Code generation from specs is getting cheap in the same way. I've watched AI agents produce working implementations from a well-maintained set of rules and skills, reliably enough that I've started questioning something I'd never questioned before: why do I treat the code as the thing worth protecting?
What We Actually Care About
If the implementation is regenerable, the things worth protecting are:
- Specifications and requirements — what the thing is supposed to do
- Contracts and interfaces — how components talk to each other
- Tests — the definition of correct
The implementation becomes an artefact of the build, not a thing you maintain.
What Changes When You Think This Way
Code reviews shift from nitpicking implementation to evaluating whether the spec is right. Governance and compliance operate at the specification level — closer to where decisions actually get made.
You still commit the generated code — it's versioned, reviewed, and deployed just like any other codebase. But the mindset shifts: the code becomes a build artefact you can regenerate, not the primary thing you protect. When something needs to change, you update the spec and regenerate rather than patching the implementation directly.
Technical debt stops accumulating. That rushed feature built with shortcuts? Regenerate it with proper patterns. The cruft that builds up over years of patches simply disappears when you regenerate from a clean spec.
Software evolves without manual refactoring. As new patterns and practices emerge, you re-run generation and pick them up. The implementation adapts; the spec stays stable.
Compliance becomes reactive rather than painful. New regulation comes down, you update the spec, regenerate. No auditing hundreds of files, no scrambling to patch — the implementation just conforms to whatever rules flow from above.
I'll admit I found this slightly unsettling at first. A lot of my identity as an engineer is tied up in how I write things, not just what they do.
Where the Line Between Spec and Code Blurs
We've already seen this pattern succeed with infrastructure. As AI capabilities improve, the distinction between specification and implementation keeps narrowing. Entire codebases could be regenerated with better patterns, newer languages, or optimised approaches simply by re-running generation against stable specifications. The spec and the running software start to feel like the same thing expressed at different levels of detail.

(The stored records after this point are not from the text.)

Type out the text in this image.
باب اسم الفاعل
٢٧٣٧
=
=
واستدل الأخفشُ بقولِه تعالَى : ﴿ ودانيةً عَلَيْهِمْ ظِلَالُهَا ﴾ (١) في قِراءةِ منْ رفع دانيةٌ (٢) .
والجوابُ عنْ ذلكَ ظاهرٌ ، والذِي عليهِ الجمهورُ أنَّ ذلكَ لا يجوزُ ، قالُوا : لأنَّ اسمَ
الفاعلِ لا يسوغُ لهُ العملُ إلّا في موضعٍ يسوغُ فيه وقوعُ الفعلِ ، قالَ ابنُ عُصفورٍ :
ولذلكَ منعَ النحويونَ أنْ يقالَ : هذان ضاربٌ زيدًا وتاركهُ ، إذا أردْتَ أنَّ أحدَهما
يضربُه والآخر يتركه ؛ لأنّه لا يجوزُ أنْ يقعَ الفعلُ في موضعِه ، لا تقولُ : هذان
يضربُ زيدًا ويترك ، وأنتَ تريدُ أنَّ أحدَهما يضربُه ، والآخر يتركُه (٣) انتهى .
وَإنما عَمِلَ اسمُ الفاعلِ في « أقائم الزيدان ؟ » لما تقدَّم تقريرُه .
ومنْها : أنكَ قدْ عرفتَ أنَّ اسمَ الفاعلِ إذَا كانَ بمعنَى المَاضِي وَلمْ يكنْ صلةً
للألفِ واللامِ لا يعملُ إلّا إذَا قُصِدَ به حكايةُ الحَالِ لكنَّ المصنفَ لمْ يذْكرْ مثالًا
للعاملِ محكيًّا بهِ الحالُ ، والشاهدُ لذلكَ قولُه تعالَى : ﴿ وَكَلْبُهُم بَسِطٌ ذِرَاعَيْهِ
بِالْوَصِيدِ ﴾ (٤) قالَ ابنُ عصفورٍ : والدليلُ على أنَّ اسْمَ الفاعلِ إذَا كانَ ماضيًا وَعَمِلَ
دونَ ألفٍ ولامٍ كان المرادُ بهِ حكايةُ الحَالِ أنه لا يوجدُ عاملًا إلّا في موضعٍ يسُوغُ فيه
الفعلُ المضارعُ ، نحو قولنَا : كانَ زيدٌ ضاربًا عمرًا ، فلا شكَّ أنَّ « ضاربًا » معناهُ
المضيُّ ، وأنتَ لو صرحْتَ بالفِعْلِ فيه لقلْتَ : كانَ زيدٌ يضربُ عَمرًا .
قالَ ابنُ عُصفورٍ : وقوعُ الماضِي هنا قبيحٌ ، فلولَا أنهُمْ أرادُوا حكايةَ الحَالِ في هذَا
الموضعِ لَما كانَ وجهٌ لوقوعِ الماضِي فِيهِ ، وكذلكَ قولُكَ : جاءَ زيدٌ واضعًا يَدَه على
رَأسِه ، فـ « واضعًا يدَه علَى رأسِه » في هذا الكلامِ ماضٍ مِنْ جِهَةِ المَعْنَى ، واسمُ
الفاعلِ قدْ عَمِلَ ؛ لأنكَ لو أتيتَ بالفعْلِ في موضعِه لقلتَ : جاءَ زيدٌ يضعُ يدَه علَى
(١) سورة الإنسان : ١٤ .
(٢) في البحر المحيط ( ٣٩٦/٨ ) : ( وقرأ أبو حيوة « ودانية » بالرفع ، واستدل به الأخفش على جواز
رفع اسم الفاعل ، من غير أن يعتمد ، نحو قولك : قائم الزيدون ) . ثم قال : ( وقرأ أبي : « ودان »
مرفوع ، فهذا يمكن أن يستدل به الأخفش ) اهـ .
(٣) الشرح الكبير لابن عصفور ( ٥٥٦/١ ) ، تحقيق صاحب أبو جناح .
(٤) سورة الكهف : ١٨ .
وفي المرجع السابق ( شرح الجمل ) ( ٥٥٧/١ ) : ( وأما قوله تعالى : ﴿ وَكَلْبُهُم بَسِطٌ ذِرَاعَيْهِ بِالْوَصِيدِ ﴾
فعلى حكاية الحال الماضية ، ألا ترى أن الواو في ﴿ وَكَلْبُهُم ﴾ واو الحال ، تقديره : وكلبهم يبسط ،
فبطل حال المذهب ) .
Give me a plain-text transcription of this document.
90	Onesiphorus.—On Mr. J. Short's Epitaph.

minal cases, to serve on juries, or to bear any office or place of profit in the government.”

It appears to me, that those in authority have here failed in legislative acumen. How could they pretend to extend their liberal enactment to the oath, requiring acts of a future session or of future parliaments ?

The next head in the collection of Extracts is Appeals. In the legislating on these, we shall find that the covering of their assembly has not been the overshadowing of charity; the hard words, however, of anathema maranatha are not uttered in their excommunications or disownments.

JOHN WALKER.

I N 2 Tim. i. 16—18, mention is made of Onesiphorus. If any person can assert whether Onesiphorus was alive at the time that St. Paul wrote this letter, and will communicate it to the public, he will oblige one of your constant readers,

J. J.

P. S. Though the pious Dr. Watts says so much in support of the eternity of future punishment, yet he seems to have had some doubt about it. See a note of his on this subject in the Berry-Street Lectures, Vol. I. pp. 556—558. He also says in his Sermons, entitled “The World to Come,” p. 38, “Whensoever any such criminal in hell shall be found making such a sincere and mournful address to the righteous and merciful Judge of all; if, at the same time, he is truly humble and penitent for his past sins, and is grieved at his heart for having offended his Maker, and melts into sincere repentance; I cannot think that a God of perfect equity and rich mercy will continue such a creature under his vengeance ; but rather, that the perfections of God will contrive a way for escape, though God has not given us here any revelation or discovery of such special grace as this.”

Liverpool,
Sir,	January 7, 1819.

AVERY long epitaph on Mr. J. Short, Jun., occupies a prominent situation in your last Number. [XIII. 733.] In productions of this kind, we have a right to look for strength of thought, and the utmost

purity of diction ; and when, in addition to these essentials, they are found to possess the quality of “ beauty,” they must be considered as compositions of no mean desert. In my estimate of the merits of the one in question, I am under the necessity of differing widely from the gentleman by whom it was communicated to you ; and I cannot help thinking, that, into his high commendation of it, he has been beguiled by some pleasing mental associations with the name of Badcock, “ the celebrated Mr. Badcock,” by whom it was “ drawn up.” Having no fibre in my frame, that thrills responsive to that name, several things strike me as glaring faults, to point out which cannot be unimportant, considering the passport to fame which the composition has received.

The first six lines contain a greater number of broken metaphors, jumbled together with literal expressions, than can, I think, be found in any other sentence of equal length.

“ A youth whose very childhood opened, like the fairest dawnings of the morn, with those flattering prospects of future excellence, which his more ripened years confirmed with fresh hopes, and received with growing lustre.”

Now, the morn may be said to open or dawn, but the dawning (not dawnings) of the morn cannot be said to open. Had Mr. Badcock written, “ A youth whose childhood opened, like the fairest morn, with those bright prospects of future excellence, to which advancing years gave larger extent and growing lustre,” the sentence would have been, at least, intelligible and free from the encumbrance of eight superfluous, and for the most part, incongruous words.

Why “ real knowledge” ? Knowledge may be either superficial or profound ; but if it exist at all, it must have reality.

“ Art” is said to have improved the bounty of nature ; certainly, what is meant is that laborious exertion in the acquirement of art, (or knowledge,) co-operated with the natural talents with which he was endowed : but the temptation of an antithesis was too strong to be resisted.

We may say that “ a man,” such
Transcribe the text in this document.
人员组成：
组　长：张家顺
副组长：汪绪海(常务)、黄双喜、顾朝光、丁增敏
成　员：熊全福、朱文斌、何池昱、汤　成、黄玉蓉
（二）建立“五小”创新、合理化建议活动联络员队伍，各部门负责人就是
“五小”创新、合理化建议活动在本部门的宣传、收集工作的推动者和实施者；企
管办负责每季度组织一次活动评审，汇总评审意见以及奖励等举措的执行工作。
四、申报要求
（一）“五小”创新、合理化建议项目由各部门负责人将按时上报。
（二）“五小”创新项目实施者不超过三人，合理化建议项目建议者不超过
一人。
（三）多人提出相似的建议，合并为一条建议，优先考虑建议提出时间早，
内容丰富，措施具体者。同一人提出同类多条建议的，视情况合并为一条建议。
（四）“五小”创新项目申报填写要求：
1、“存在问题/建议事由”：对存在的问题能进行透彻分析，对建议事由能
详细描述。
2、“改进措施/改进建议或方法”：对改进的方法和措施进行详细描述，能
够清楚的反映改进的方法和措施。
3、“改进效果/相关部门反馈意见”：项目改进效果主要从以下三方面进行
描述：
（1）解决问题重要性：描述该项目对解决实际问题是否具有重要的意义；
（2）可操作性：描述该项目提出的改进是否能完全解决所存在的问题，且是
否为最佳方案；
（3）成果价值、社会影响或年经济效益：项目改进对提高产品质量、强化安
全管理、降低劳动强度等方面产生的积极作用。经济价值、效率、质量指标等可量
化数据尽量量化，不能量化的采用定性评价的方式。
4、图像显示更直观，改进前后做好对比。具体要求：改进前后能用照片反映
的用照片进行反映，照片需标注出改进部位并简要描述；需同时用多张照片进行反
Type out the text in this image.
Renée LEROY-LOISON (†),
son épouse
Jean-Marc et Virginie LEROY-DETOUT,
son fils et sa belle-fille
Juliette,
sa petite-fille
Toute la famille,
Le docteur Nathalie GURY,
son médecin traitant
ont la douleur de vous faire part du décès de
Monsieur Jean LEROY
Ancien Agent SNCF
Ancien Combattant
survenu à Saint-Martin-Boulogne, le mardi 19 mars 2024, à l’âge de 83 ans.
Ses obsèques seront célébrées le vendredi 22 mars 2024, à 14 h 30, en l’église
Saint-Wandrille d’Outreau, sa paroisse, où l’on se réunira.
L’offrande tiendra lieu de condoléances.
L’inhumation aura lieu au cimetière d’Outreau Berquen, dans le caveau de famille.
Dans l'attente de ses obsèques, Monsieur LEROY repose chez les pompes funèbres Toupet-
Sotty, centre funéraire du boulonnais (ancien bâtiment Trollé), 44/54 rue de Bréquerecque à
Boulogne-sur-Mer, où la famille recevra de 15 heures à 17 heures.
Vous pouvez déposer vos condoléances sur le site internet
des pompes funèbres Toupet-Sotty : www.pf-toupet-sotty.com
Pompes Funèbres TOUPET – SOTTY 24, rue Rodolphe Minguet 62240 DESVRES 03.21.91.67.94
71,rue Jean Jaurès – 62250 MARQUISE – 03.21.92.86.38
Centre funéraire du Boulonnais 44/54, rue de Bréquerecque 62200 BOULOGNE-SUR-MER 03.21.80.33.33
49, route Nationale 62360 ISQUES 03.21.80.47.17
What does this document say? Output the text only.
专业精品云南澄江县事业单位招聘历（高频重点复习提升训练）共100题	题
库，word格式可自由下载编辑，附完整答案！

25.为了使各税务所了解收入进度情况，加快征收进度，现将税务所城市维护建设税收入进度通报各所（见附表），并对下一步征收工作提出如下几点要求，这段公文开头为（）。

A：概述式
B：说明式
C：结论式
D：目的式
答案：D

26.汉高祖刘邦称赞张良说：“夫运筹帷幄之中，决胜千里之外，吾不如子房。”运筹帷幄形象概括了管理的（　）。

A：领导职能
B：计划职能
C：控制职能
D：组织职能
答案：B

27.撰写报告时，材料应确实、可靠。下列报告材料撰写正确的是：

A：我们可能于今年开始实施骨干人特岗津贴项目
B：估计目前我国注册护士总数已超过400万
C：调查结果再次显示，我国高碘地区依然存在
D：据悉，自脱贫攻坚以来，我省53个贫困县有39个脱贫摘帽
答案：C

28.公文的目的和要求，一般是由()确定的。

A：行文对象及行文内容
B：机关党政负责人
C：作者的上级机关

Where We Will See This Working First
This transformation won't happen overnight or uniformly across all software. We'll see it first in specific contexts where the benefits are clearest and the risks most manageable:
- Small discrete tools — focused utilities with narrow scope and clear success criteria
- Scripts and CLIs — the glue code that large orgs quietly depend on, often owned by one person
- Small library packages — well-defined contracts, easy to validate
- Enterprise data products — established patterns, lots of existing validation
These all share the same property: you can write a spec that fully describes the behaviour, and you can tell when the output is wrong. As the approach proves itself in these domains, it will gradually expand to larger and more complex systems.
The Spec Is the Asset
Infrastructure engineers have learned to stop treating servers like pets. The next logical step is to stop maintaining code in the same way and start prioritising the specifications that truly matter.